Acórdão nº 785/08.6TTPRT.P1 de Court of Appeal of Porto (Portugal), 17 de Setembro de 2012
Magistrado Responsável | EDUARDO PETERSEN SILVA |
Data da Resolução | 17 de Setembro de 2012 |
Emissor | Court of Appeal of Porto (Portugal) |
Processo nº 785/08.6TTPRT.P1 Apelação Relator: Eduardo Petersen Silva (reg. nº 173) Adjunto: Desembargador Machado da Silva (reg. nº 1730) Adjunto: Desembargadora Fernanda Soares Acordam na Secção Social do Tribunal da Relação do Porto: I. Relatório B…, residente em Murça, intentou a presente acção declarativa com processo comum emergente de contrato de trabalho contra “C…, S.A, pedindo a declaração de ilicitude do seu despedimento, por caducidade e nulidade do processo disciplinar, e por ausência de justa causa e a condenação do Réu a reintegrá-lo ou indemnizá-lo por antiguidade e a pagar-lhe retribuições vencidas e vincendas, danos patrimoniais e não patrimoniais e juros.

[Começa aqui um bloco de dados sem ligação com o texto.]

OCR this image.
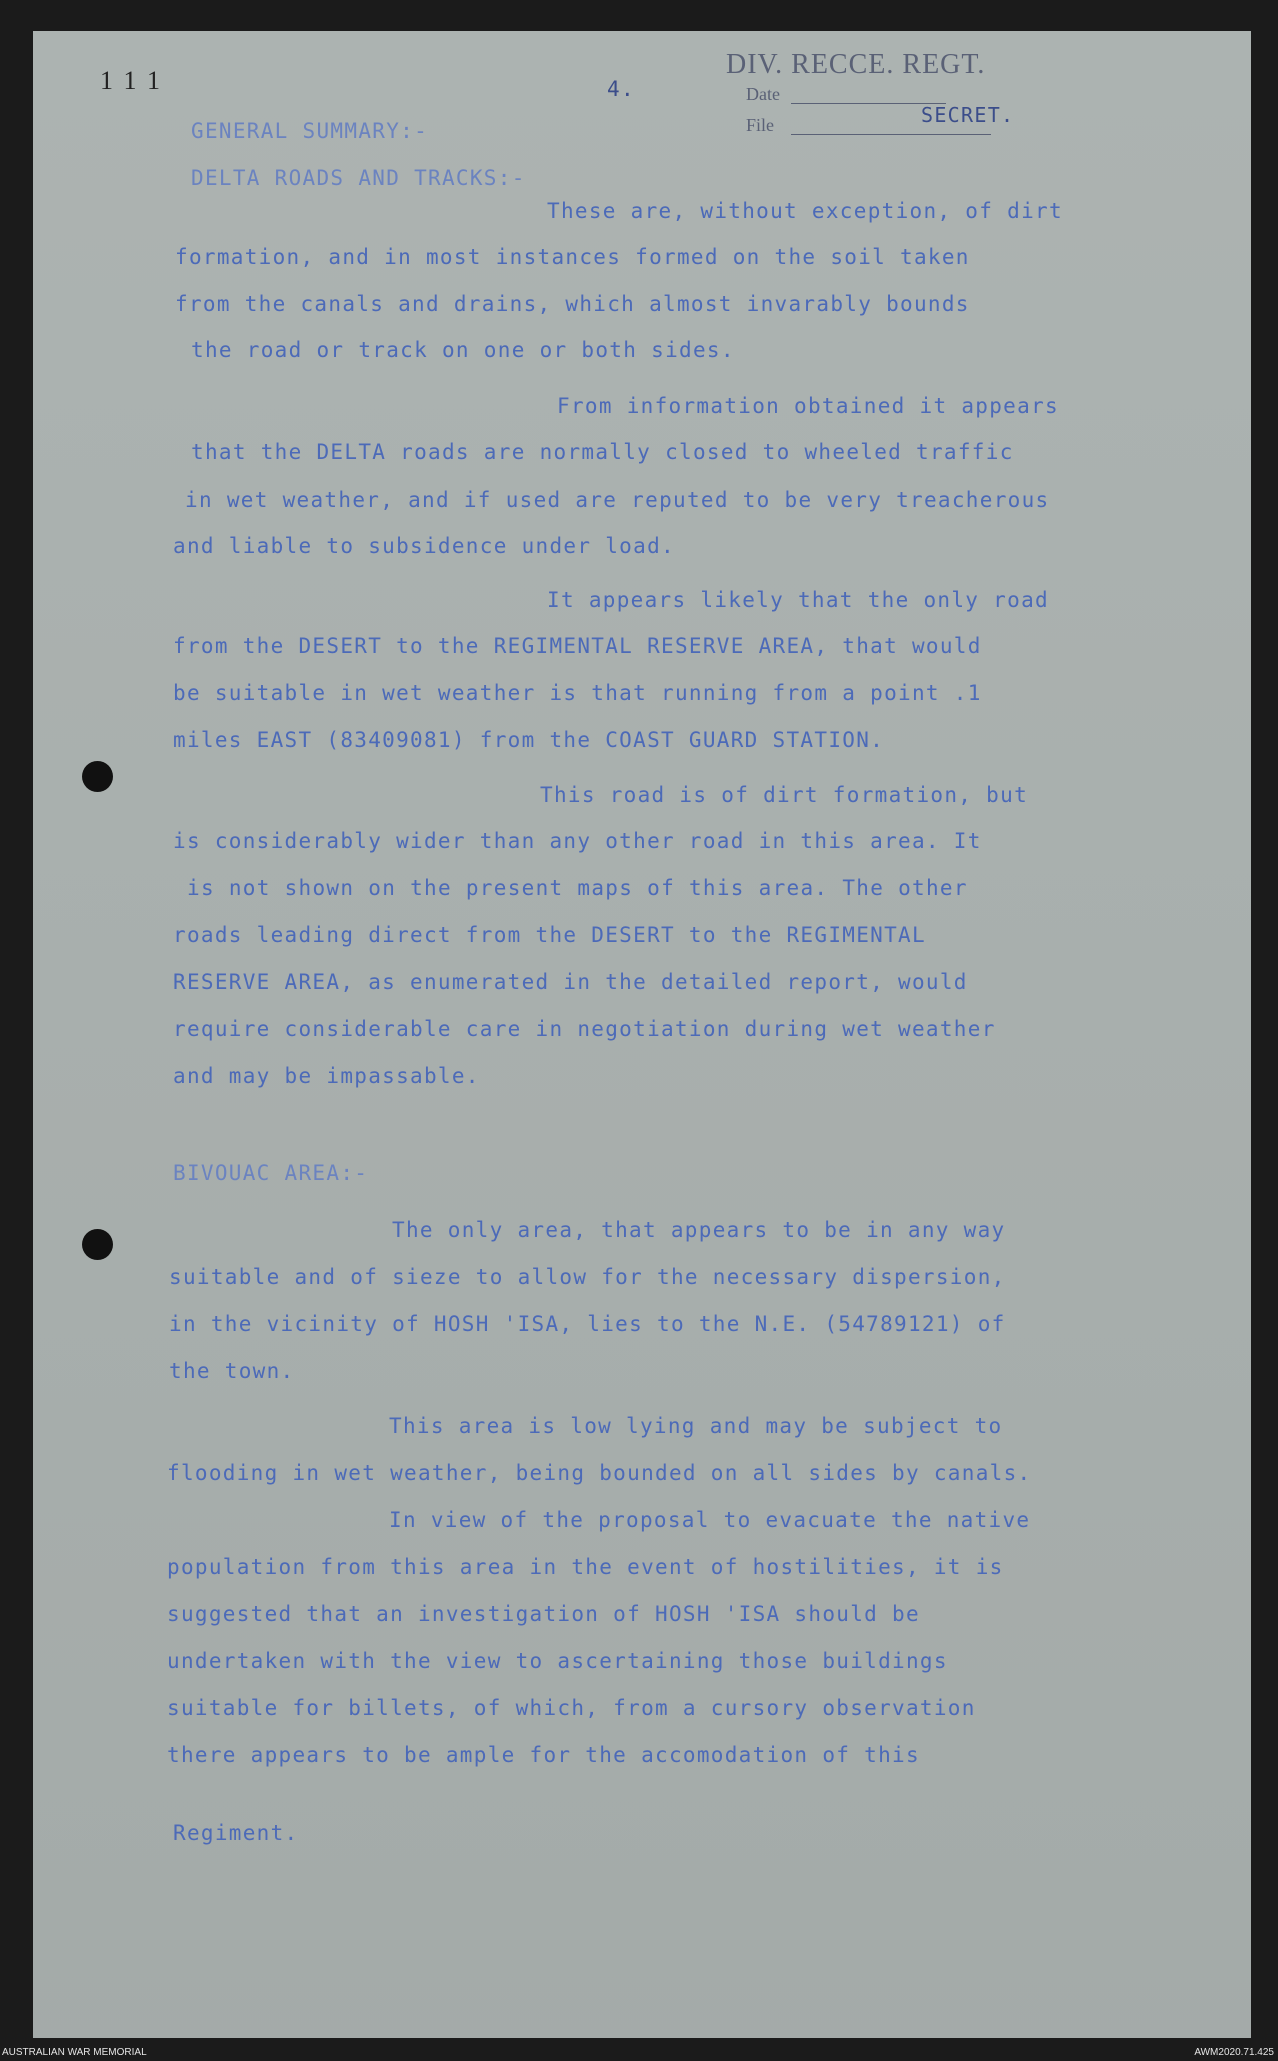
1 1 1	4.
DIV. RECCE. REGT.
Date
File	SECRET.
GENERAL SUMMARY:-
DELTA ROADS AND TRACKS:-
These are, without exception, of dirt
formation, and in most instances formed on the soil taken
from the canals and drains, which almost invarably bounds
the road or track on one or both sides.
From information obtained it appears
that the DELTA roads are normally closed to wheeled traffic
in wet weather, and if used are reputed to be very treacherous
and liable to subsidence under load.
It appears likely that the only road
from the DESERT to the REGIMENTAL RESERVE AREA, that would
be suitable in wet weather is that running from a point .1
miles EAST (83409081) from the COAST GUARD STATION.
This road is of dirt formation, but
is considerably wider than any other road in this area. It
is not shown on the present maps of this area. The other
roads leading direct from the DESERT to the REGIMENTAL
RESERVE AREA, as enumerated in the detailed report, would
require considerable care in negotiation during wet weather
and may be impassable.
BIVOUAC AREA:-
The only area, that appears to be in any way
suitable and of sieze to allow for the necessary dispersion,
in the vicinity of HOSH 'ISA, lies to the N.E. (54789121) of
the town.
This area is low lying and may be subject to
flooding in wet weather, being bounded on all sides by canals.
In view of the proposal to evacuate the native
population from this area in the event of hostilities, it is
suggested that an investigation of HOSH 'ISA should be
undertaken with the view to ascertaining those buildings
suitable for billets, of which, from a cursory observation
there appears to be ample for the accomodation of this
Regiment.
AUSTRALIAN WAR MEMORIAL	AWM2020.71.425
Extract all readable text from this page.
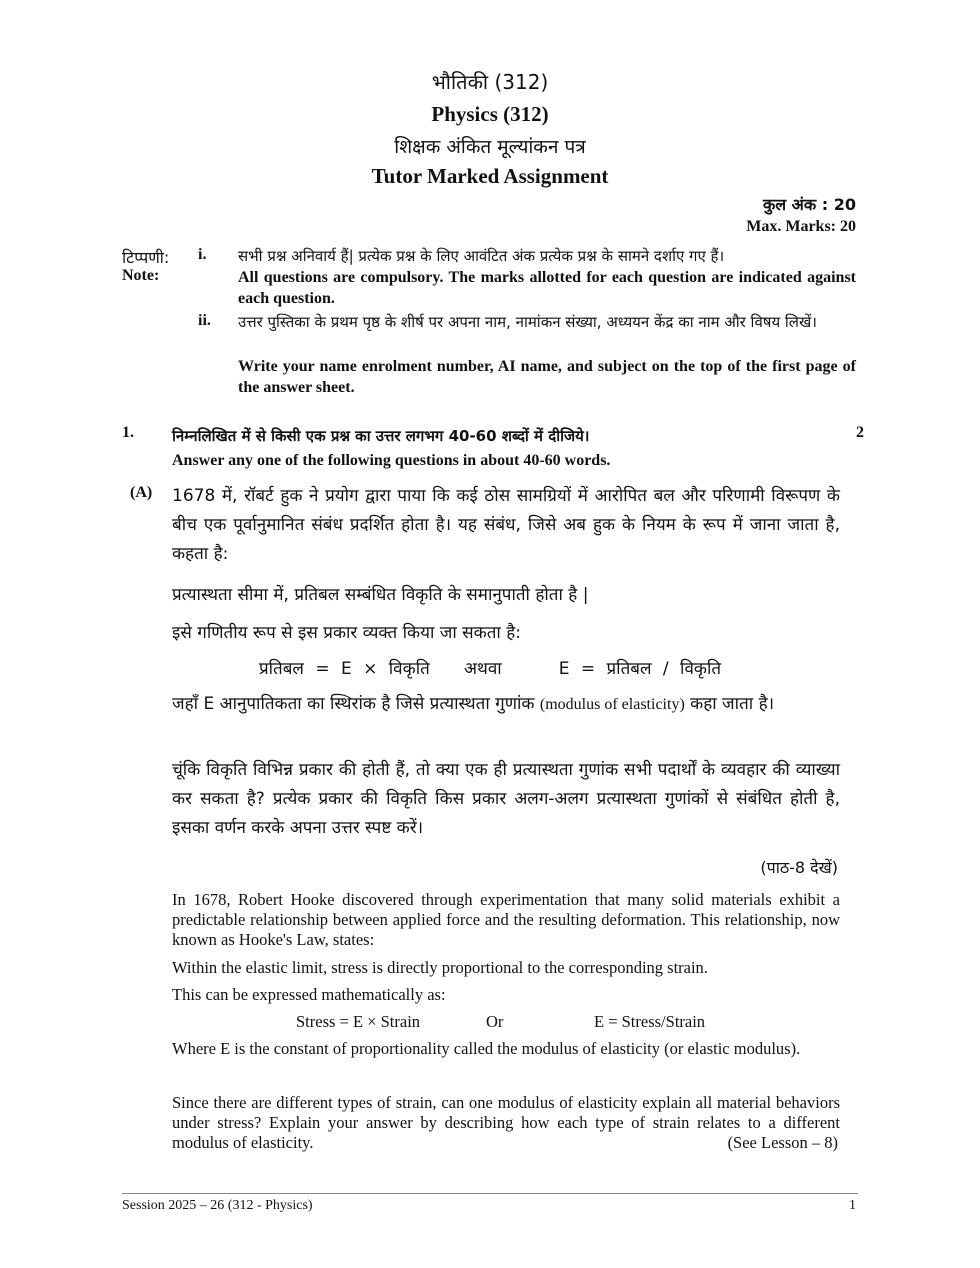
भौतिकी (312)
Physics (312)
शिक्षक अंकित मूल्यांकन पत्र
Tutor Marked Assignment
कुल अंक : 20
Max. Marks: 20
टिप्पणी:
Note:
i. सभी प्रश्न अनिवार्य हैं| प्रत्येक प्रश्न के लिए आवंटित अंक प्रत्येक प्रश्न के सामने दर्शाए गए हैं।
All questions are compulsory. The marks allotted for each question are indicated against each question.
ii. उत्तर पुस्तिका के प्रथम पृष्ठ के शीर्ष पर अपना नाम, नामांकन संख्या, अध्ययन केंद्र का नाम और विषय लिखें।
Write your name enrolment number, AI name, and subject on the top of the first page of the answer sheet.
1.	निम्नलिखित में से किसी एक प्रश्न का उत्तर लगभग 40-60 शब्दों में दीजिये।	2
Answer any one of the following questions in about 40-60 words.
(A) 1678 में, रॉबर्ट हुक ने प्रयोग द्वारा पाया कि कई ठोस सामग्रियों में आरोपित बल और परिणामी विरूपण के बीच एक पूर्वानुमानित संबंध प्रदर्शित होता है। यह संबंध, जिसे अब हुक के नियम के रूप में जाना जाता है, कहता है:
प्रत्यास्थता सीमा में, प्रतिबल सम्बंधित विकृति के समानुपाती होता है |
इसे गणितीय रूप से इस प्रकार व्यक्त किया जा सकता है:
प्रतिबल = E × विकृति   अथवा     E = प्रतिबल / विकृति
जहाँ E आनुपातिकता का स्थिरांक है जिसे प्रत्यास्थता गुणांक (modulus of elasticity) कहा जाता है।
चूंकि विकृति विभिन्न प्रकार की होती हैं, तो क्या एक ही प्रत्यास्थता गुणांक सभी पदार्थों के व्यवहार की व्याख्या कर सकता है? प्रत्येक प्रकार की विकृति किस प्रकार अलग-अलग प्रत्यास्थता गुणांकों से संबंधित होती है, इसका वर्णन करके अपना उत्तर स्पष्ट करें।
(पाठ-8 देखें)
In 1678, Robert Hooke discovered through experimentation that many solid materials exhibit a predictable relationship between applied force and the resulting deformation. This relationship, now known as Hooke's Law, states:
Within the elastic limit, stress is directly proportional to the corresponding strain.
This can be expressed mathematically as:
Stress = E × Strain	Or	E = Stress/Strain
Where E is the constant of proportionality called the modulus of elasticity (or elastic modulus).
Since there are different types of strain, can one modulus of elasticity explain all material behaviors under stress? Explain your answer by describing how each type of strain relates to a different modulus of elasticity.	(See Lesson – 8)
Session 2025 – 26 (312 - Physics)	1
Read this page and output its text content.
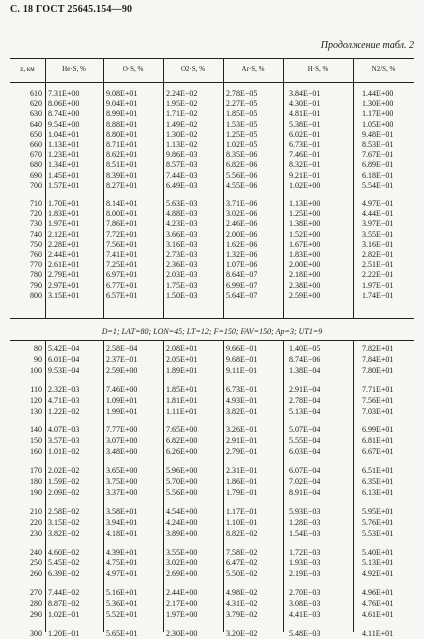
С. 18 ГОСТ 25645.154—90
Продолжение табл. 2
z, км	He·S, %	O·S, %	O2·S, %	Ar·S, %	H·S, %	N2/S, %
D=1; LAT=80; LON=45; LT=12; F=150; FAV=150; Ap=3; UT1=9
610 7.31E+00	9.08E+01	2.24E−02	2.78E−05	3.84E−01	1.44E+00
620 8.06E+00	9.04E+01	1.95E−02	2.27E−05	4.30E−01	1.30E+00
630 8.74E+00	8.99E+01	1.71E−02	1.85E−05	4.81E−01	1.17E+00
640 9.54E+00	8.88E+01	1.49E−02	1.53E−05	5.38E−01	1.05E+00
650 1.04E+01	8.80E+01	1.30E−02	1.25E−05	6.02E−01	9.48E−01
660 1.13E+01	8.71E+01	1.13E−02	1.02E−05	6.73E−01	8.53E−01
670 1.23E+01	8.62E+01	9.86E−03	8.35E−06	7.46E−01	7.67E−01
680 1.34E+01	8.51E+01	8.57E−03	6.82E−06	8.32E−01	6.89E−01
690 1.45E+01	8.39E+01	7.44E−03	5.56E−06	9.21E−01	6.18E−01
700 1.57E+01	8.27E+01	6.49E−03	4.55E−06	1.02E+00	5.54E−01
710 1.70E+01	8.14E+01	5.63E−03	3.71E−06	1.13E+00	4.97E−01
720 1.83E+01	8.00E+01	4.88E−03	3.02E−06	1.25E+00	4.44E−01
730 1.97E+01	7.86E+01	4.23E−03	2.46E−06	1.38E+00	3.97E−01
740 2.12E+01	7.72E+01	3.66E−03	2.00E−06	1.52E+00	3.55E−01
750 2.28E+01	7.56E+01	3.16E−03	1.62E−06	1.67E+00	3.16E−01
760 2.44E+01	7.41E+01	2.73E−03	1.32E−06	1.83E+00	2.82E−01
770 2.61E+01	7.25E+01	2.36E−03	1.07E−06	2.00E+00	2.51E−01
780 2.79E+01	6.97E+01	2.03E−03	8.64E−07	2.18E+00	2.22E−01
790 2.97E+01	6.77E+01	1.75E−03	6.99E−07	2.38E+00	1.97E−01
800 3.15E+01	6.57E+01	1.50E−03	5.64E−07	2.59E+00	1.74E−01
80 5.42E−04	2.58E−04	2.08E+01	9.66E−01	1.40E−05	7.82E+01
90 6.01E−04	2.37E−01	2.05E+01	9.68E−01	8.74E−06	7.84E+01
100 9.53E−04	2.59E+00	1.89E+01	9.11E−01	1.38E−04	7.80E+01
110 2.32E−03	7.46E+00	1.85E+01	6.73E−01	2.91E−04	7.71E+01
120 4.71E−03	1.09E+01	1.81E+01	4.93E−01	2.78E−04	7.56E+01
130 1.22E−02	1.99E+01	1.11E+01	3.82E−01	5.13E−04	7.03E+01
140 4.07E−03	7.77E+00	7.65E+00	3.26E−01	5.07E−04	6.99E+01
150 3.57E−03	3.07E+00	6.82E+00	2.91E−01	5.55E−04	6.81E+01
160 1.01E−02	3.48E+00	6.26E+00	2.79E−01	6.03E−04	6.67E+01
170 2.02E−02	3.65E+00	5.96E+00	2.31E−01	6.07E−04	6.51E+01
180 1.59E−02	3.75E+00	5.70E+00	1.86E−01	7.02E−04	6.35E+01
190 2.09E−02	3.37E+00	5.56E+00	1.79E−01	8.91E−04	6.13E+01
210 2.58E−02	3.58E+01	4.54E+00	1.17E−01	5.93E−03	5.95E+01
220 3.15E−02	3.94E+01	4.24E+00	1.10E−01	1.28E−03	5.76E+01
230 3.82E−02	4.18E+01	3.89E+00	8.82E−02	1.54E−03	5.53E+01
240 4.60E−02	4.39E+01	3.55E+00	7.58E−02	1.72E−03	5.40E+01
250 5.45E−02	4.75E+01	3.02E+00	6.47E−02	1.93E−03	5.13E+01
260 6.39E−02	4.97E+01	2.69E+00	5.50E−02	2.19E−03	4.92E+01
270 7.44E−02	5.16E+01	2.44E+00	4.98E−02	2.70E−03	4.96E+01
280 8.87E−02	5.36E+01	2.17E+00	4.31E−02	3.08E−03	4.76E+01
290 1.02E−01	5.52E+01	1.97E+00	3.79E−02	4.41E−03	4.61E+01
300 1.20E−01	5.65E+01	2.30E+00	3.20E−02	5.48E−03	4.11E+01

Alegou, em síntese, que foi admitido ao serviço do Réu em Julho de 1984, estando actualmente categorizado como assistente de cliente. Foi despedido mediante processo disciplinar em Julho de 2007, despedimento que é ilícito porque: - o procedimento disciplinar caducou, quer porque decorreram mais de 30 dias entre a existência dos comportamentos irregulares imputados ao Autor e o início do processo prévio de inquérito; quer porque a nota de culpa foi recepcionada pelo Autor mais de 30 dias depois da conclusão do inquérito; - as provas produzidas no decurso do processo disciplinar foram obtidas ilegalmente; - os factos apurados não consubstanciam justa causa para o despedimento.
Contestou o Réu, pugnando pela improcedência das questões relacionadas com a invalidade formal do processo disciplinar, alegando os factos constitutivos da justa causa, determinantes da decisão disciplinar proferida e impugnando grande parte da factualidade alegada pelo Autor.
Em audiência preliminar foi proferido despacho saneador e procedeu-se à condensação do processo, com elaboração de Factos Assentes e Base Instrutória, sem reclamações.
Realizou-se audiência de discussão e julgamento, tendo sido respondida a base instrutória, sem reclamações, e seguidamente foi proferida sentença cuja parte dispositiva é a seguinte: “Nestes termos e com tais fundamentos, decido julgar a presente acção parcialmente procedente, e, em consequência: a) julgo ilícito, por prescrito, o procedimento disciplinar instaurado ao Autor; face ao que condeno o Réu: b) a pagar ao Autor a retribuição que este deixou de auferir nos 30 dias anteriores à propositura da acção, no valor de 2.013,80€, bem como todas as que se venceram e vencerem desde então em até ao trânsito em julgado da decisão, sem prejuízo das deduções previstas nos nºs 2 e 3 do artigo 437º do Código do Trabalho, tudo acrescido de juros de mora, à taxa legal, desde a data de vencimento da primeira prestação até integral pagamento; c) a reintegrar o Autor no seu posto de trabalho, sem prejuízo da sua categoria e antiguidade”.
Inconformado, interpôs o Réu presente recurso, apresentando a final as seguintes conclusões: 1ª. A sentença “a quo” não fez a melhor aplicação do direito e os critérios hermenêuticos operacionalizados ofendem, no caso, o sentido de uma decisão justa e equitativa, como nos propomos demonstrar.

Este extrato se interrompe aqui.